No Brasil fatos parecidos também já foram registrados, como no estado do Pará, onde a família teve que sentir a dor de enterrar pela segunda vez o corpo de um ente querido. Os corpos… Sim, você não entendeu errado, os dois corpos foram retirados do túmulo e dos caixões para uso de uma mente doentia de necrófilo.

Em Manaus também tivemos um registro, quando um homem funcionário do Instituto Médico Legal (IML) de 52 anos, foi surpreendido fazendo sexo com uma jovem de 20 anos já morta. O fato ocorreu na madrugada do dia 24 de novembro de 2019, dentro do necrotério do IML.

Na manhã de quinta-feira (02), um homem supostamente com problemas mentais, desenterra sua própria avó morta há dois anos, para dançar com ela.

Doença

O  especialista afirma: “A necrofilia é uma das piores doenças. Uma patologia grave por trás do comportamento. A motivação da origem disso, via de regra, é relacionada a algum problema de infância e trauma passando pela questão sexual. É o principal ponto”, afirma Sampaio.

São três situações: a necrofilia do tipo comum, quando o paciente mantém relações sexuais com um cadáver; a necrofilia homicida, do indivíduo que chega ao ponto de matar para manter relação posteriormente com o corpo; e a necrofilia fantasiada, quando a pessoa não chega a consumar a relação propriamente dita, mas se excita por ter o pensamento voltado para o sexo com o cadáver.

 

Violar ou profanar sepultura ou urna funerária, no artigo 210 do Código Penal, tem pena prevista de reclusão de um a três anos e multa.
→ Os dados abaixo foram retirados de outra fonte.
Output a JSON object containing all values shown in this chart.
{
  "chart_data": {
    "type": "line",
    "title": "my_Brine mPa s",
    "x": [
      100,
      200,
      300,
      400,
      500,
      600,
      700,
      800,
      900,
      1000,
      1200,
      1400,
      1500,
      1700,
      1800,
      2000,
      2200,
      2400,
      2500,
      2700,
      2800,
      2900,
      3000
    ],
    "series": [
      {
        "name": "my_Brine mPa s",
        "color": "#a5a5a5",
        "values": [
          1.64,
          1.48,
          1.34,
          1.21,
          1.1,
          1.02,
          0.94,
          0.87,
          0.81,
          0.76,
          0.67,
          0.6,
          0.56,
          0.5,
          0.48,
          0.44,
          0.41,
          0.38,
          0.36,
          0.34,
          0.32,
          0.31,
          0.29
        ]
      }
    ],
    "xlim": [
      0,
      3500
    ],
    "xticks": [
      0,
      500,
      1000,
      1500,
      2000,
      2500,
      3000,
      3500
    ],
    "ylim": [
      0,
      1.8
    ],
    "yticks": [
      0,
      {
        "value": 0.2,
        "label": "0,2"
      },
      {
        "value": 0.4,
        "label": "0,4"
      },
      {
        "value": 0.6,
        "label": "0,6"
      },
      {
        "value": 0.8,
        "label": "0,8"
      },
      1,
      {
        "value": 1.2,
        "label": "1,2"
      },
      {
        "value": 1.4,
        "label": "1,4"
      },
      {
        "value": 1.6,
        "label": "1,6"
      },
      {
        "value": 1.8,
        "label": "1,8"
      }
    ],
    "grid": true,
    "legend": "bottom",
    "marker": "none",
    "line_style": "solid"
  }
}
No caso de cortar membros de um cadáver, tirar roupas, cuspir ou urinar sobre o corpo ou as cinzas, ou ainda agredir o cadáver, o acusado se enquadra no artigo 212 do Código: vilipendiar cadáver ou suas cinzas. A pena é a mesma da violação de sepultura.

“A partir do momento em que a pessoa está morta, não há como configurar estupro, por exemplo, em um caso de necrofilia. Dessa maneira, a pena é apenas a do vilipêndio de cadáver”, ressalta o diretor clínico do Complexo Médico Penal, Carlos Alberto Peixoto Batista.

De acordo com ele, os juristas entendem que o necrófilo tem uma compulsão, não consegue controlar seus atos, ainda que entenda que o que está fazendo é crime.

Por esse motivo, são enquadrados no artigo 91 do Código, que prevê medida de segurança (internamento para tratamento psiquiátrico) ao invés de pena. Sampaio não concorda.